Open tlukkezen opened 1 year ago
import pygef
pygef.read_cpt("./KNM_GEF_stuk/S0270_35.gef")
> Traceback (most recent call last):
> File "/home/robin/Documents/Repositories/pygef/venv/lib/python3.9/site-packages/IPython/core/interactiveshell.py", line 3460, in run_code
> exec(code_obj, self.user_global_ns, self.user_ns)
> File "<ipython-input-3-4d7bdd2c1549>", line 3, in <module>
> pygef.read_cpt("./KNM_GEF_stuk/S0270_35.gef")
> File "/home/robin/Documents/Repositories/pygef/venv/lib/python3.9/site-packages/pygef/shim.py", line 82, in read_cpt
> return gef_cpt_to_cpt_data(_GefCpt(path=file))
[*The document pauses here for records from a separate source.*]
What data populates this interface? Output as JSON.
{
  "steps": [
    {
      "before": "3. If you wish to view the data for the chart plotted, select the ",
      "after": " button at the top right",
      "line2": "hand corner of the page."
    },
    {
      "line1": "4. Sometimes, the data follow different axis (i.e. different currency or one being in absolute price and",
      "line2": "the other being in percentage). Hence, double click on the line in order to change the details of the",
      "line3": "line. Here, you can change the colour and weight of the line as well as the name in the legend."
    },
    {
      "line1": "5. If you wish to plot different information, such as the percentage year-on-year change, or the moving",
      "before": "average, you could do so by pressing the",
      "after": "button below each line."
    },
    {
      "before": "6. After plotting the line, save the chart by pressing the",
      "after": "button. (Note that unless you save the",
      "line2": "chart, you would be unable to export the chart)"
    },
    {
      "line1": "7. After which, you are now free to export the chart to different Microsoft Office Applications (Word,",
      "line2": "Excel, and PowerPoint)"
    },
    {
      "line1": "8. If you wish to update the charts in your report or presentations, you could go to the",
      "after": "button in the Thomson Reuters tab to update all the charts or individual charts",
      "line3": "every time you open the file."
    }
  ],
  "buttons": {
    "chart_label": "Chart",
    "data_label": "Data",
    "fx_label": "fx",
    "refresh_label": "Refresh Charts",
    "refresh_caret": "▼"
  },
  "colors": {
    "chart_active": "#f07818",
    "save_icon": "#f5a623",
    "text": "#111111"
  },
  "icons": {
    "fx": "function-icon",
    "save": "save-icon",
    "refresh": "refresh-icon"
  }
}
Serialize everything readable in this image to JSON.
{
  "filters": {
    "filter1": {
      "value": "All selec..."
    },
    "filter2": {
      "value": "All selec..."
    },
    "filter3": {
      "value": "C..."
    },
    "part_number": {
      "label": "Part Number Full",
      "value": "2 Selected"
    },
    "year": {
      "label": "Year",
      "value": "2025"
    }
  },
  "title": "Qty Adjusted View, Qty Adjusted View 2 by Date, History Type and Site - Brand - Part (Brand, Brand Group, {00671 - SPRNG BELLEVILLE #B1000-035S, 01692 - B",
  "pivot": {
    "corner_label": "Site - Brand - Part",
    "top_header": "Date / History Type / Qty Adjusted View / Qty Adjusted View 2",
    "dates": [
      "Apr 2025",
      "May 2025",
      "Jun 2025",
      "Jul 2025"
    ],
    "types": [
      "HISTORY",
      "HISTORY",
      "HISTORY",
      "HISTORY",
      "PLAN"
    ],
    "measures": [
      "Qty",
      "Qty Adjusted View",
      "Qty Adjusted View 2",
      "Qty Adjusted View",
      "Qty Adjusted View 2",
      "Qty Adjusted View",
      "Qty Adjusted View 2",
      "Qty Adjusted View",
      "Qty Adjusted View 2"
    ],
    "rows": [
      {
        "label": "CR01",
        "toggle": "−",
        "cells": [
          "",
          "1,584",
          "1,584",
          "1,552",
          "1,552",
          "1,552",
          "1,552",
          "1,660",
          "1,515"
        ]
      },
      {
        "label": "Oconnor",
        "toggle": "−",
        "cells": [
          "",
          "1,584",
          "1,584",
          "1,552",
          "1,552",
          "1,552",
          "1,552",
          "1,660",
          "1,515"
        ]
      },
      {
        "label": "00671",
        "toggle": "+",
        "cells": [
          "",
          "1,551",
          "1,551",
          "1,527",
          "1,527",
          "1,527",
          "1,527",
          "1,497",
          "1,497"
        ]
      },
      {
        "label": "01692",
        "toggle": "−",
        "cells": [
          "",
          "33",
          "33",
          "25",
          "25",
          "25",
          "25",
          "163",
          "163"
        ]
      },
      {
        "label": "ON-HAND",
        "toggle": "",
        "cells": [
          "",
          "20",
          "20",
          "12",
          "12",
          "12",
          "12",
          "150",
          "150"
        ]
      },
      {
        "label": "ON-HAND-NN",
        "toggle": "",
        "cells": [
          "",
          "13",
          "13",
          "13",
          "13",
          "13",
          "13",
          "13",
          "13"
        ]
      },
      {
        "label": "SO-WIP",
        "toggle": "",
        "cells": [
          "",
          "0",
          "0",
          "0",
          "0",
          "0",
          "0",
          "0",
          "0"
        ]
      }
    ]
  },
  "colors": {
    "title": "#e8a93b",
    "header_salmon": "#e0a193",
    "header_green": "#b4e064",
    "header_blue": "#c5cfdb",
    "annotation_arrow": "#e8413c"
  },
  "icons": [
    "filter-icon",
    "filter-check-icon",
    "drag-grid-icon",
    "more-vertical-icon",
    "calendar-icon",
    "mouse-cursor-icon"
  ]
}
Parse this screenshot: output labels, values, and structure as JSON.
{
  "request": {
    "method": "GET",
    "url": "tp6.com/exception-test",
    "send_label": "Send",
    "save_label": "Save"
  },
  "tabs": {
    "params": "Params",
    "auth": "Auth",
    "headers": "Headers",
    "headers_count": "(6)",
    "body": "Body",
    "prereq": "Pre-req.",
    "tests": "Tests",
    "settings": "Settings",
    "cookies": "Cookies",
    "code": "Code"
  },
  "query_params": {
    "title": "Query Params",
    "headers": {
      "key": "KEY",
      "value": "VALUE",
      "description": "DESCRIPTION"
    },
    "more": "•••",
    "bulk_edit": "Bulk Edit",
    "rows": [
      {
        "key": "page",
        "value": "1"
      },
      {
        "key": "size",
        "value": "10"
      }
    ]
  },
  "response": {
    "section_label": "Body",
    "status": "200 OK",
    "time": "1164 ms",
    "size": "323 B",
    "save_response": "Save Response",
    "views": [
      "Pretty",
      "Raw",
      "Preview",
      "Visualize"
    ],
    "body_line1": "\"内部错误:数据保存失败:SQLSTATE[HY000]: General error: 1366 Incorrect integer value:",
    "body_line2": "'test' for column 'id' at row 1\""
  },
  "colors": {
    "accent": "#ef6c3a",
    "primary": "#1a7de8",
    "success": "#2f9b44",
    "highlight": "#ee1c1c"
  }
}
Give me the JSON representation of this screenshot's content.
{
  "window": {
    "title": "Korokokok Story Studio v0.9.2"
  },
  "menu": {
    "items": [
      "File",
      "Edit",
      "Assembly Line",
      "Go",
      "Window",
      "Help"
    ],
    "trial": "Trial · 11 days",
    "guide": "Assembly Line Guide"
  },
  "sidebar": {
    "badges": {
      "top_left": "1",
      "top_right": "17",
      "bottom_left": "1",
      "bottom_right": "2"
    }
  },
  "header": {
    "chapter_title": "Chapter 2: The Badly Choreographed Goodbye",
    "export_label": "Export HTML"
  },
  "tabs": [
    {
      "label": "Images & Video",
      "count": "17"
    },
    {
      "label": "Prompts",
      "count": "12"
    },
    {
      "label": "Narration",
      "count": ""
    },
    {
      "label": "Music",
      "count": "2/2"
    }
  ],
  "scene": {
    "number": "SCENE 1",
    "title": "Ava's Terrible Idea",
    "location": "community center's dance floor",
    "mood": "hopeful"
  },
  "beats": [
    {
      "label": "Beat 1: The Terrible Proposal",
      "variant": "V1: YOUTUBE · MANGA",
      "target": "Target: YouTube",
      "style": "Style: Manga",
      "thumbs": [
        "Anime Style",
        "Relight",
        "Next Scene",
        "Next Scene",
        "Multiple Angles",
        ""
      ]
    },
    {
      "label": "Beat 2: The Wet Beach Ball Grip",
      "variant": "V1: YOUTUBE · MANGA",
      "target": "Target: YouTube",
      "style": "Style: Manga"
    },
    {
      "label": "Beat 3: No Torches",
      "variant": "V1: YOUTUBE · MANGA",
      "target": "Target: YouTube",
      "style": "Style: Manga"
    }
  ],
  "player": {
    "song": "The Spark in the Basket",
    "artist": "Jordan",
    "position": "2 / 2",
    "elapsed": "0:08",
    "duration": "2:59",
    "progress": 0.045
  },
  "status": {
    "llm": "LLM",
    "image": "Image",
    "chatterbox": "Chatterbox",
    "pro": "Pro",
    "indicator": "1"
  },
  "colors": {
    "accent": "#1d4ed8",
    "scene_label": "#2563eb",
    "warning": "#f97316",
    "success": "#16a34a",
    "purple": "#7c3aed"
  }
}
> File "/home/robin/Documents/Repositories/pygef/venv/lib/python3.9/site-packages/pygef/gef/parse_cpt.py", line 134, in __init__
> self.parse_data(
> File "/home/robin/Documents/Repositories/pygef/venv/lib/python3.9/site-packages/pygef/gef/gef.py", line 151, in parse_data
> return pl.read_csv(
> File "/home/robin/Documents/Repositories/pygef/venv/lib/python3.9/site-packages/polars/io/csv/functions.py", line 354, in read_csv
> df = pl.DataFrame._read_csv(
> File "/home/robin/Documents/Repositories/pygef/venv/lib/python3.9/site-packages/polars/dataframe/frame.py", line 784, in _read_csv
> self._df = PyDataFrame.read_csv(
> exceptions.ComputeError: projection index 1 is out of bounds for CSV schema with 1 columns
The #COLUMNSEPARATOR
argument is not set in the GEF file. Therefore pyGEF
assumes a space is used. Base on the GEF file a tab is used as separator.
import pygef
# Read in the file
with open('./KNM_GEF_stuk/S0270_35.gef', 'r') as file :
filedata = file.read()
# Replace the target string
filedata = filedata.replace('\t', ' ')
# Write the file out again
with open('./KNM_GEF_stuk/S0270_35.gef', 'w') as file:
file.write(filedata)
pygef.read_cpt("./KNM_GEF_stuk/S0270_35.gef")
Its nicer to provide a parsing error and not a polars error.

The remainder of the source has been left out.